Tomorrow, Aug 20th. I will be starting a brand new season of life.

Both of my kids will be is school all day long. 8:30-3:30.
I am excited and horribly sad at the same time. My Ethan, my little boy will be in Kindergarten. I had to give up Merci years ago (I did cry), and cried some more because I had a horrible, fussy, difficult baby at home. That horrible, fussy, difficult baby is still all of those to this day, yet so kind, tender and loving at the same time. My son who is so perfect for his teachers (pre-school and sunday school) but not for his momma. A boy that kisses and hugs me more than anyone in this house. A boy that thinks I'm going to talk to the cats and play games (XBOX) all day long since I won't have him. A boy so brave and so shy. A boy who has learned to swim across the pool underwater this year. A boy who has had 7 dry nights (never before has) just to prove to his momma that he is ready to be a big boy. A boy who (again, so opposite, so extreme) loves sugar & veggies equally and nothing in between. A boy who will drink a gallon of liquids, only juice mind you a day. A boy who went white water rafting with his family and was so scared and overcame it and enjoyed himself-and would go again! A boy who drives me crazy but can make me smile like no one else can. A boy who did all he could to get the butterfly bandaid open so his mommy's arm would stop bleeding. A boy who you can find with a sword shoved down his shirt or pants at any given time. A boy who has loved the color orange since he could say the word. A boy I am going to miss so very much.

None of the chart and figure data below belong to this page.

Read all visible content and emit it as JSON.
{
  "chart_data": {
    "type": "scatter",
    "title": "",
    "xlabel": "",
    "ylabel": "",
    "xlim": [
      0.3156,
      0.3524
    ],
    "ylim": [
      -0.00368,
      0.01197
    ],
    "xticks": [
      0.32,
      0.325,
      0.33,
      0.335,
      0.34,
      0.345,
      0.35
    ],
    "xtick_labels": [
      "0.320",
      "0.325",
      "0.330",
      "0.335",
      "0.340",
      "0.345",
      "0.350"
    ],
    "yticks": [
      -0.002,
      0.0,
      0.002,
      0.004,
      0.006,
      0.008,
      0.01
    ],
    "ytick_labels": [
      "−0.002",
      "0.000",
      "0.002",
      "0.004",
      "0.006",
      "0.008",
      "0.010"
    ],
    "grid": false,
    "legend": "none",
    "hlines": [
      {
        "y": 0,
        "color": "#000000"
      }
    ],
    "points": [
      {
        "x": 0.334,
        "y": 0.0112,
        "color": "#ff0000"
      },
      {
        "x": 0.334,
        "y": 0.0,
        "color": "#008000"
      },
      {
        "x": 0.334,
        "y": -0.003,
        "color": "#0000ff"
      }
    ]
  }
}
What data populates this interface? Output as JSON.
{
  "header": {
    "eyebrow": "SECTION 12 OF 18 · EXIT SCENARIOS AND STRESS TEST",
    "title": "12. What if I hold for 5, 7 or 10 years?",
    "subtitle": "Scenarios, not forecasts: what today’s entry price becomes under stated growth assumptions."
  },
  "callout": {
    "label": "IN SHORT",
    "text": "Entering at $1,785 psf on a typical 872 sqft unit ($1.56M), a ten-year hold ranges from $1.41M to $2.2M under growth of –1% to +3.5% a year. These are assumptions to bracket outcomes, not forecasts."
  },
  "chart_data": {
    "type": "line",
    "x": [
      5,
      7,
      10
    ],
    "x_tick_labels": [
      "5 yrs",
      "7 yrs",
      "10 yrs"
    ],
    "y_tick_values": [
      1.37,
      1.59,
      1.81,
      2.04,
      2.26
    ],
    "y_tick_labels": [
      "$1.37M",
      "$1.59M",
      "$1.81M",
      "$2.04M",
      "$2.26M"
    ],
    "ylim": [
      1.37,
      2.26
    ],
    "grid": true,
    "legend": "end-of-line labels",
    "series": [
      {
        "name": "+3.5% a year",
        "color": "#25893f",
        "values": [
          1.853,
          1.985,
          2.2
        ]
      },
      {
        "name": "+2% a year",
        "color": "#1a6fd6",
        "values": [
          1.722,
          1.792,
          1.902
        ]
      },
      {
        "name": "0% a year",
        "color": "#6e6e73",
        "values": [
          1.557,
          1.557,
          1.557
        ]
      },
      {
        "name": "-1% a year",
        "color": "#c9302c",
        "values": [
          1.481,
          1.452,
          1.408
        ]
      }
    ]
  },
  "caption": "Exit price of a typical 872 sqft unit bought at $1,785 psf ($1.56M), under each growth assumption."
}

I'm loosing my baby (we don't plan to have anymore) and gaining freedom Ive longed for since he was born, and now I want to go back, to stop time, to be a better mommy, do so mnay things different. Yet I will be proud of him and his every accomplishment. And I am sure I will be ready to send him back every Monday=)

I can do this. It has been 9 years, do I know how? To be me.

3 comments:

Wendy said...

oh man...so hard!! I can't wait to hear about how his first day goes though. You will be fine Donna and will find yourself a new refreshed Mama for the kids now that you have some you time EVERY DAY!! WOO HOO!!

amy said...

donna, this is a lovely, well-written reflection. gave me a lump in my throat.

you are you and you will enjoy being just that.

love you!

Jenna said...

Donna, what a sweet tribute to your little man. What are you going to do home alone (besides the cats and XBox of course)! How exciting to have time for you again.